Best of the West: Typhoon devastates Northern Mariana Islands; Rural Colorado revitalization; Idaho startup connects landowners, recreationists

The Western Governors' Association keeps you updated on news of the West. Here are the western stories for the week starting Oct. 22, 2018, that you don't want to miss. Image: Colorado Tourism Office

Residents of the Northern Mariana Islands may face months without electricity or running water in the wake of the Super Typhoon Yutu, which devastated the U.S. territory on Oct. 24, killing one person. The storm's strength is tied for fifth place all-time when it comes to the highest wind speeds of any storm on record at the time of striking land.

Gov. Ralph Torres announced that the President has approved the Governor's request for an emergency declaration, which authorizes the Federal Emergency Management Agency to provide appropriate assistance for required emergency measures. Find local reports from the Saipan Daily and Marianas Variety.

The latest news from the Northern Mariana Islands.

Shifting Economic Gears: Rural Coloradans are adapting to changing economies by moving away from traditional industries to revitalize their communities and provide in-demand jobs and services.

On the state’s Western Slope, Lightworks Fiber employs former coal workers in Delta County to lay fiber optic cable to expand broadband access across the region. So far, the company has retrained 80 former miners, and for the first time in years, the county’s population is remaining stable.     

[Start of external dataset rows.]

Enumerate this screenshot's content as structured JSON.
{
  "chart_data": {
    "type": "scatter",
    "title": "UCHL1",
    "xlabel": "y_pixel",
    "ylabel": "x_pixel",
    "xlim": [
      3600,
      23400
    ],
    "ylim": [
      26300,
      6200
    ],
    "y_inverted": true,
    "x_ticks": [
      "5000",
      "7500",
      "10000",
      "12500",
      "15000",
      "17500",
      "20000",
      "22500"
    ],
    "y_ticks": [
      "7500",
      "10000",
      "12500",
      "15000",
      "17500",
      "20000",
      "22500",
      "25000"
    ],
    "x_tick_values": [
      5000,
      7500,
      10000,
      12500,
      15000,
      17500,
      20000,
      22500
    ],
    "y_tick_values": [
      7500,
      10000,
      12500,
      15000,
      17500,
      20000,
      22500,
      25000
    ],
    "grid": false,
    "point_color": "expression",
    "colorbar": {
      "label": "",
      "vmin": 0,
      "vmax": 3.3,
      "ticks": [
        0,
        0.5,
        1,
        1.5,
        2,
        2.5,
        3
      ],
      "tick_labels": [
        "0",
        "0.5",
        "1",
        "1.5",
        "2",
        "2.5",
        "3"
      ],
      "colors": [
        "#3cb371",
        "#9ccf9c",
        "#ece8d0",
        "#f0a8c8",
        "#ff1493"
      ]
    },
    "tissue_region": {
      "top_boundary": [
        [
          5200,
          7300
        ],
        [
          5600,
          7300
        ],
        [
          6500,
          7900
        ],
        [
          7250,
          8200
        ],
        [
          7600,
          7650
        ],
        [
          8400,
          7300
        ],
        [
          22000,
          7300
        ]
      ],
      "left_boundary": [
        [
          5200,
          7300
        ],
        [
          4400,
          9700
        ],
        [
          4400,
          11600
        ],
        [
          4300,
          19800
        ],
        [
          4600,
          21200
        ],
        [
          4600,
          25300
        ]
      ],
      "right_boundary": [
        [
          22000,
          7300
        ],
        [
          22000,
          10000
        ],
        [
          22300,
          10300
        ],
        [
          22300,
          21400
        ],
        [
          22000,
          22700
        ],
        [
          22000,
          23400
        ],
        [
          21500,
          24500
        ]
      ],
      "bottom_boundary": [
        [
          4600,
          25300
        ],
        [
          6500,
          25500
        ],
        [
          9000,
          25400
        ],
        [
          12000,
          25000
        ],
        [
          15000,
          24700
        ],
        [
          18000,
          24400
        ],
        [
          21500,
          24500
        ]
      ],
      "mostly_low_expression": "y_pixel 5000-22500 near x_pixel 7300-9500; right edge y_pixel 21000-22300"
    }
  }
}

Grand Junction is shaking off its reputation as a predominantly older community as millennials and outdoor recreation enthusiasts embrace it as an up-and-coming city. Tech companies, startups, outdoor shops and tattoo parlors have popped up in recent years, and affordable home prices are drawing new residents.  

The recent designation of several Opportunity Zones in western Colorado, including portions of Delta County and Grand Junction, could continue to boost economic development and address workforce challenges in the region.

Shared Interests Protect Oregon Forest: Collaboration to prevent devastating wildfires in Oregon was the catalyst for “formerly adversarial” companies and forest management agencies to work together.  Lawsuits and other obstacles had contributed to dense wildfire fuel buildup in Malheur National Forest, but now companies are boosting their bottom lines by helping with firefighting, thinning and forest restoration. 

Vegetation Education: For decades, scientists have been studying an experimental forest in a designated section of Flathead National Forest in Montana. The plot is protected from thinning, prescribed burns and logging activities so researchers can study long-term data and inform future forest management decisions. Learn how this “larch lab” has impacted western forestry.   

The Race to Promontory: In 1869, the final spike was driven to complete the transcontinental railroad, connecting the Eastern and Western U.S. for the first time. Travel back in time with this interactive page by Union Pacific Railroad on "The Great Race" to complete the project, and learn about an exhibit in Omaha, Nebraska featuring unique photographs of the “visual splendor of the West.”  

Access Granted: An Idaho startup seeks to connect hunters, anglers and outdoor recreation users with private landowners, similar to the Airbnb model. The company, EntryG8, provides an opportunity for property owners to earn additional revenue, and outdoor enthusiasts to access private land.